E, enquanto a mortalidade por problemas cardiovasculares caiu drasticamente, quase 40%, a de câncer reduziu apenas 10%
Embora as doenças cardiovasculares ainda liderem as mortes, alguns fatores explicam essa transição. “Os avanços no diagnóstico e no tratamento, bem como as campanhas antitabagismo, por exemplo, tiveram grande impacto na queda da mortalidade cardiovascular. O câncer, por outro lado, engloba mais de cem doenças com diferentes causas e alguns são mais fáceis de prevenir, outros mais limitados”, analisa Leandro Rezende, um dos autores do estudo e coordenador do programa de pós-graduação em Saúde Coletiva da Escola Paulista de Medicina, da Unifesp.
Já as doenças cardiovasculares, segundo Rezende, são mais sensíveis a hábitos e medidas terapêuticas. “O resultado mostra que, quanto maior o acesso a tratamento e prevenção, menor a mortalidade”, observa o pesquisador.
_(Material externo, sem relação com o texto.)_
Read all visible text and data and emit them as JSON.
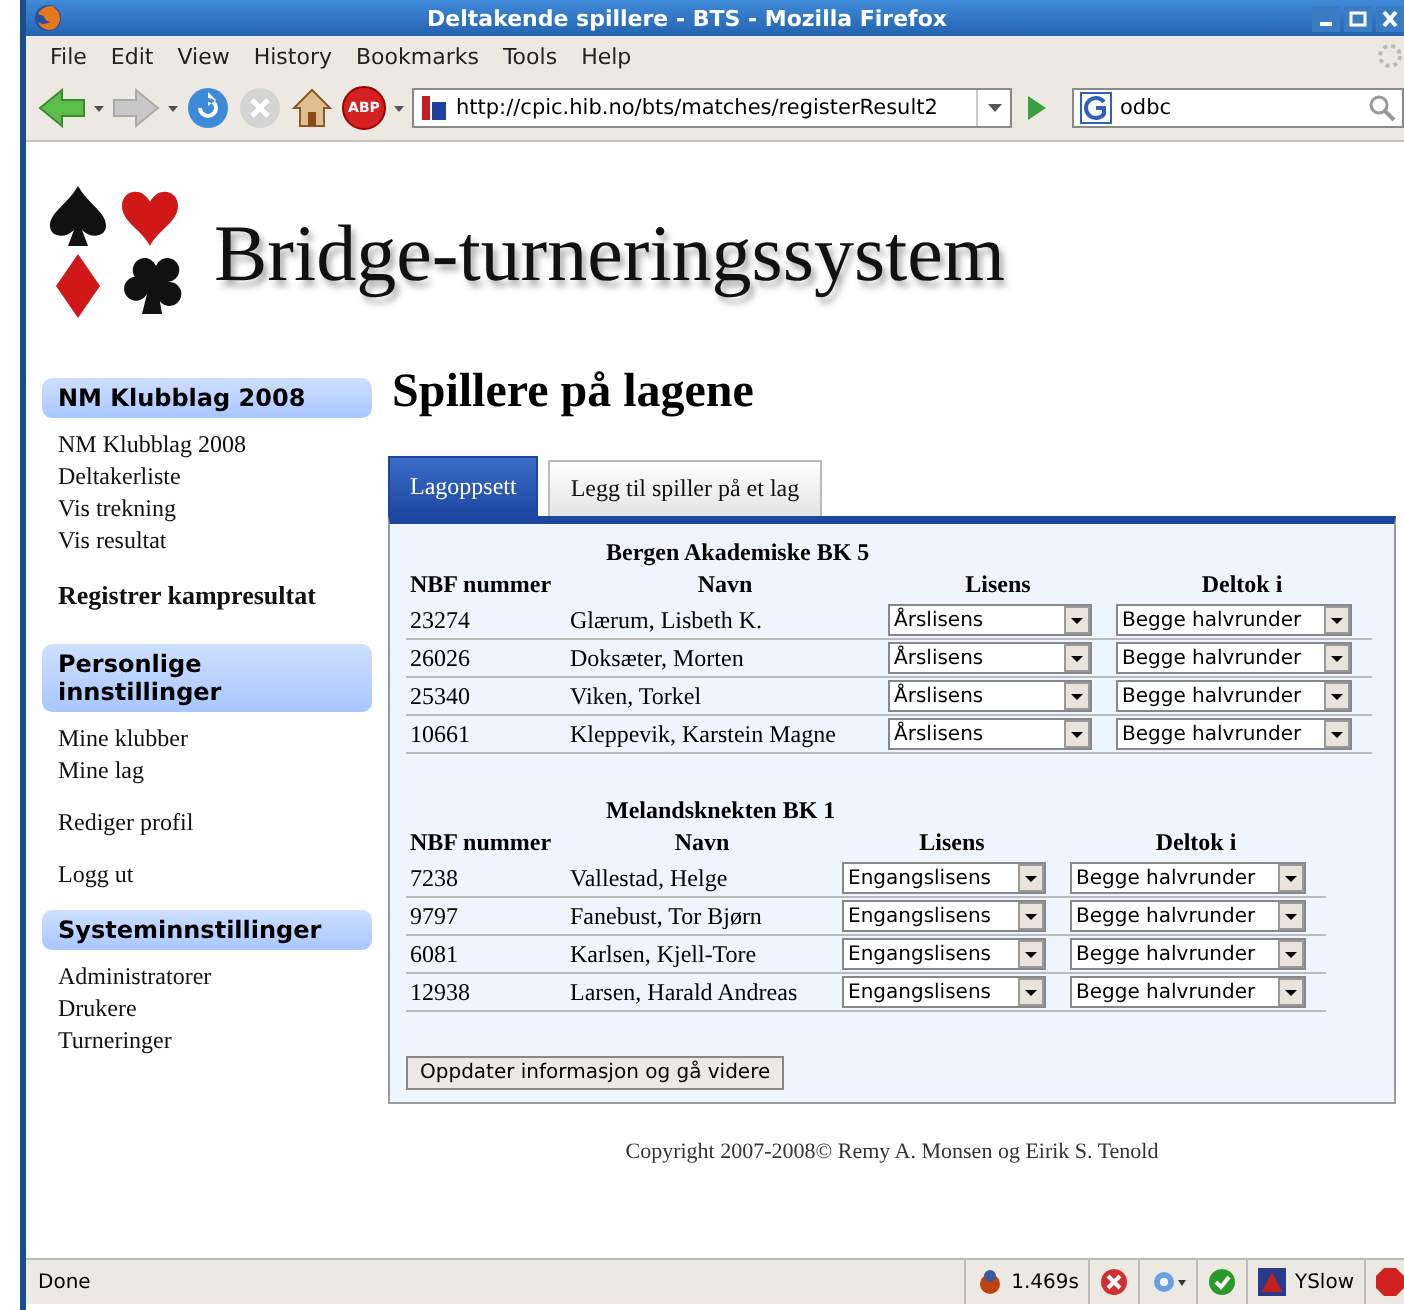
{
  "window": {
    "title": "Deltakende spillere - BTS - Mozilla Firefox"
  },
  "menu": [
    "File",
    "Edit",
    "View",
    "History",
    "Bookmarks",
    "Tools",
    "Help"
  ],
  "toolbar": {
    "adblock_label": "ABP",
    "address": "http://cpic.hib.no/bts/matches/registerResult2",
    "search": "odbc"
  },
  "site_title": "Bridge-turneringssystem",
  "sidebar": [
    {
      "kind": "heading",
      "text": "NM Klubblag 2008"
    },
    {
      "kind": "links",
      "items": [
        "NM Klubblag 2008",
        "Deltakerliste",
        "Vis trekning",
        "Vis resultat"
      ]
    },
    {
      "kind": "bold-link",
      "text": "Registrer kampresultat"
    },
    {
      "kind": "heading",
      "text": "Personlige innstillinger"
    },
    {
      "kind": "links",
      "items": [
        "Mine klubber",
        "Mine lag"
      ]
    },
    {
      "kind": "links",
      "items": [
        "Rediger profil"
      ]
    },
    {
      "kind": "links",
      "items": [
        "Logg ut"
      ]
    },
    {
      "kind": "heading",
      "text": "Systeminnstillinger"
    },
    {
      "kind": "links",
      "items": [
        "Administratorer",
        "Drukere",
        "Turneringer"
      ]
    }
  ],
  "heading": "Spillere på lagene",
  "tabs": [
    {
      "label": "Lagoppsett",
      "selected": true
    },
    {
      "label": "Legg til spiller på et lag",
      "selected": false
    }
  ],
  "teams": [
    {
      "name": "Bergen Akademiske BK 5",
      "columns": [
        "NBF nummer",
        "Navn",
        "Lisens",
        "Deltok i"
      ],
      "rows": [
        {
          "nbf": "23274",
          "name": "Glærum, Lisbeth K.",
          "license": "Årslisens",
          "participation": "Begge halvrunder"
        },
        {
          "nbf": "26026",
          "name": "Doksæter, Morten",
          "license": "Årslisens",
          "participation": "Begge halvrunder"
        },
        {
          "nbf": "25340",
          "name": "Viken, Torkel",
          "license": "Årslisens",
          "participation": "Begge halvrunder"
        },
        {
          "nbf": "10661",
          "name": "Kleppevik, Karstein Magne",
          "license": "Årslisens",
          "participation": "Begge halvrunder"
        }
      ]
    },
    {
      "name": "Melandsknekten BK 1",
      "columns": [
        "NBF nummer",
        "Navn",
        "Lisens",
        "Deltok i"
      ],
      "rows": [
        {
          "nbf": "7238",
          "name": "Vallestad, Helge",
          "license": "Engangslisens",
          "participation": "Begge halvrunder"
        },
        {
          "nbf": "9797",
          "name": "Fanebust, Tor Bjørn",
          "license": "Engangslisens",
          "participation": "Begge halvrunder"
        },
        {
          "nbf": "6081",
          "name": "Karlsen, Kjell-Tore",
          "license": "Engangslisens",
          "participation": "Begge halvrunder"
        },
        {
          "nbf": "12938",
          "name": "Larsen, Harald Andreas",
          "license": "Engangslisens",
          "participation": "Begge halvrunder"
        }
      ]
    }
  ],
  "submit_button": "Oppdater informasjon og gå videre",
  "footer": "Copyright 2007-2008© Remy A. Monsen og Eirik S. Tenold",
  "status_bar": {
    "status": "Done",
    "timing": "1.469s",
    "yslow": "YSlow"
  }
}
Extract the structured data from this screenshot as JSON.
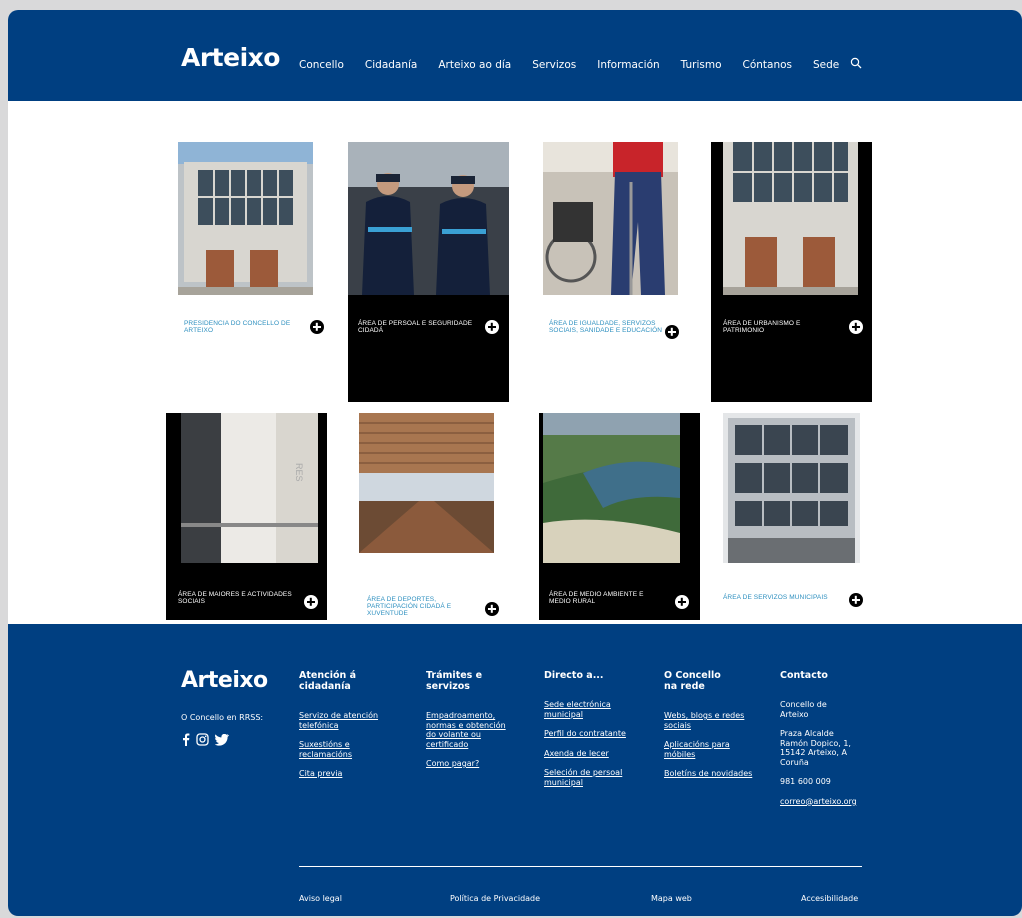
{
  "header": {
    "logo": "Arteixo",
    "nav": [
      "Concello",
      "Cidadanía",
      "Arteixo ao día",
      "Servizos",
      "Información",
      "Turismo",
      "Cóntanos",
      "Sede"
    ],
    "search_icon": "search-icon"
  },
  "cards": [
    {
      "label": "PRESIDENCIA DO CONCELLO DE ARTEIXO",
      "theme": "white",
      "image": "town-hall-photo"
    },
    {
      "label": "ÁREA DE PERSOAL E SEGURIDADE CIDADÁ",
      "theme": "black",
      "image": "police-officers-photo"
    },
    {
      "label": "ÁREA DE IGUALDADE, SERVIZOS SOCIAIS, SANIDADE E EDUCACIÓN",
      "theme": "white",
      "image": "wheelchair-photo"
    },
    {
      "label": "ÁREA DE URBANISMO E PATRIMONIO",
      "theme": "black",
      "image": "town-hall-doors-photo"
    },
    {
      "label": "ÁREA DE MAIORES E ACTIVIDADES SOCIAIS",
      "theme": "black",
      "image": "modern-building-photo"
    },
    {
      "label": "ÁREA DE DEPORTES, PARTICIPACIÓN CIDADÁ E XUVENTUDE",
      "theme": "white",
      "image": "sports-hall-photo"
    },
    {
      "label": "ÁREA DE MEDIO AMBIENTE E MEDIO RURAL",
      "theme": "black",
      "image": "coast-landscape-photo"
    },
    {
      "label": "ÁREA DE SERVIZOS MUNICIPAIS",
      "theme": "white",
      "image": "office-building-photo"
    }
  ],
  "footer": {
    "logo": "Arteixo",
    "rrss_label": "O Concello en RRSS:",
    "social_icons": [
      "facebook-icon",
      "instagram-icon",
      "twitter-icon"
    ],
    "col1": {
      "title": "Atención á cidadanía",
      "links": [
        "Servizo de atención telefónica",
        "Suxestións e reclamacións",
        "Cita previa"
      ]
    },
    "col2": {
      "title": "Trámites e servizos",
      "links": [
        "Empadroamento, normas e obtención do volante ou certificado",
        "Como pagar?"
      ]
    },
    "col3": {
      "title": "Directo a...",
      "links": [
        "Sede electrónica municipal",
        "Perfil do contratante",
        "Axenda de lecer",
        "Seleción de persoal municipal"
      ]
    },
    "col4": {
      "title": "O Concello na rede",
      "links": [
        "Webs, blogs e redes sociais",
        "Aplicacións para móbiles",
        "Boletíns de novidades"
      ]
    },
    "col5": {
      "title": "Contacto",
      "name": "Concello de Arteixo",
      "address": "Praza Alcalde Ramón Dopico, 1, 15142 Arteixo, A Coruña",
      "phone": "981 600 009",
      "email": "correo@arteixo.org"
    },
    "legal": [
      "Aviso legal",
      "Política de Privacidade",
      "Mapa web",
      "Accesibilidade"
    ]
  },
  "colors": {
    "brand": "#003f81",
    "accent": "#2d8fbf"
  }
}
Apesar de o câncer e as doenças cardiovasculares compartilharem muitos fatores de risco —como tabagismo, sedentarismo, obesidade e má alimentação—, as particularidades de cada tipo de tumor dificultam a prevenção e o tratamento.
Nesse aspecto, o estudo também revela as desigualdades do país: se as mortes por doenças como infarto e AVC caíram de modo geral, aquelas causadas por câncer cresceram principalmente nas regiões mais pobres.
“Isso envolve políticas públicas, incluindo campanhas antitabaco, controle do álcool e o grande desafio da obesidade, que é um fator de risco para vários tumores. Sabe-se que o estilo de vida está associado a cerca de 20 tipos de câncer, e um terço das mortes poderia ser evitado com mudanças nos hábitos de vida”, destaca Rezende.